Syrie : la vidéo de l'éviscération d'un soldat par un rebelle suscite un tollé

Cet acte, filmé sur une vidéo qui circule sur internet, est condamné par les Nations unies, qui dénoncent un "crime de guerre".

Des rebelles syriens tirent sur des soldats de l\'armée syrienne régulière, à Alep (Syrie), le 12 mai 2013.
Des rebelles syriens tirent sur des soldats de l'armée syrienne régulière, à Alep (Syrie), le 12 mai 2013. (AFP )

La violence des images soulève l'indignation de la communauté syrienne et internationale, mardi 14 mai. Dans une vidéo circulant sur internet, un rebelle syrien éviscère un soldat, lui arrache son cœur et son foie, et fait mine de croquer ses organes. Interrogé via Skype par le magazine américain Time (en anglais), l'homme justifie son geste par son désir de vengeance. Dans cet entretien, il déclare avoir découvert dans le téléphone portable du soldat tué des vidéos montrant ce dernier en train d'"humilier" une femme nue et ses deux filles.

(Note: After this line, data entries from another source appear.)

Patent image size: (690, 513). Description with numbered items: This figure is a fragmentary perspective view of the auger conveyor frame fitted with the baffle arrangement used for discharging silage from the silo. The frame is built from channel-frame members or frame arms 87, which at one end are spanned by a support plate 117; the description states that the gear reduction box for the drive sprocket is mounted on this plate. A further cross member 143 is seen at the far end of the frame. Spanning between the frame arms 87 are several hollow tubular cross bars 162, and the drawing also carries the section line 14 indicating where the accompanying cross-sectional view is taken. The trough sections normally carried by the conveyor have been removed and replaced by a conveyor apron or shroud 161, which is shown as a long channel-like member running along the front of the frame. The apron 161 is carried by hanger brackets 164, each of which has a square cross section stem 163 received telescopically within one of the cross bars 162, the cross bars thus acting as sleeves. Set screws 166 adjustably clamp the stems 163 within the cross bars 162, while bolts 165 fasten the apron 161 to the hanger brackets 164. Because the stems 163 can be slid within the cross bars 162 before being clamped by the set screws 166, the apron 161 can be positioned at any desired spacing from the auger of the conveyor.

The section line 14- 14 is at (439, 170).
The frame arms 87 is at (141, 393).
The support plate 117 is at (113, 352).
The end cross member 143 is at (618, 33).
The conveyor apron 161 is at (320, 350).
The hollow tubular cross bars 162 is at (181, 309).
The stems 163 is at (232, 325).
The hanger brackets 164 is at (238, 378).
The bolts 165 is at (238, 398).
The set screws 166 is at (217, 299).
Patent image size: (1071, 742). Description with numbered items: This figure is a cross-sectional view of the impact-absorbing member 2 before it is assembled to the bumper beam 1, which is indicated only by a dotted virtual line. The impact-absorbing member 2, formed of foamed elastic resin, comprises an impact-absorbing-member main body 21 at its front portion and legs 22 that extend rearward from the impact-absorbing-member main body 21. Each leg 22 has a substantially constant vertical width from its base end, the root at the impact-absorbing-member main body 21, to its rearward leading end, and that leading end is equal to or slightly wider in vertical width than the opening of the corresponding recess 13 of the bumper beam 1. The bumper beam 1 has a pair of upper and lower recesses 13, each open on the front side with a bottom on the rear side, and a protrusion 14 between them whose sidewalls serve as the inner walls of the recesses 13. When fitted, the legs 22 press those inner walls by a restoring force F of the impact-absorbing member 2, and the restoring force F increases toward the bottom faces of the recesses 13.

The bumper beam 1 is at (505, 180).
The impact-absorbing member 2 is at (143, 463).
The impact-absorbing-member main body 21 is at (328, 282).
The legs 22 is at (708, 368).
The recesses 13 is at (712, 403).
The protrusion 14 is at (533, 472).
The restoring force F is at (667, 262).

L'insurgé, identifié comme Khalid Al-Hamad, se vante ensuite d'avoir en sa possession une autre vidéo le montrant en train de commettre d'autres atrocités, un phénomène croissant dans la guerre entre les troupes du régime de Bachar Al-Assad et la rébellion. "J'y découpe un 'chabbih' [milicien pro-régime] avec une scie. La scie qu'on utilise pour couper des arbres. Je l'ai découpé en petits et grands morceaux", dit-il. "Ce n'est pas nous qui avons commencé, ce sont eux qui ont commencé",  s'est justfiél'insurgé dans l'entretien. "Notre devise, c'est œil pour œil, dent pour dent", lance celui qui a pris pour nom de guerre Abou Sakkar.

"Nous les égorgerons tous (...). Ce sont eux [les soldats fidèles à Bachar Al-Assad] qui ont tué nos enfants à Baba Amr et violé nos femmes", accuse-t-il encore en référence à un quartier symbole de la ville de Homs, que l'armée a repris au prix d'une offensive sanglante en février 2012.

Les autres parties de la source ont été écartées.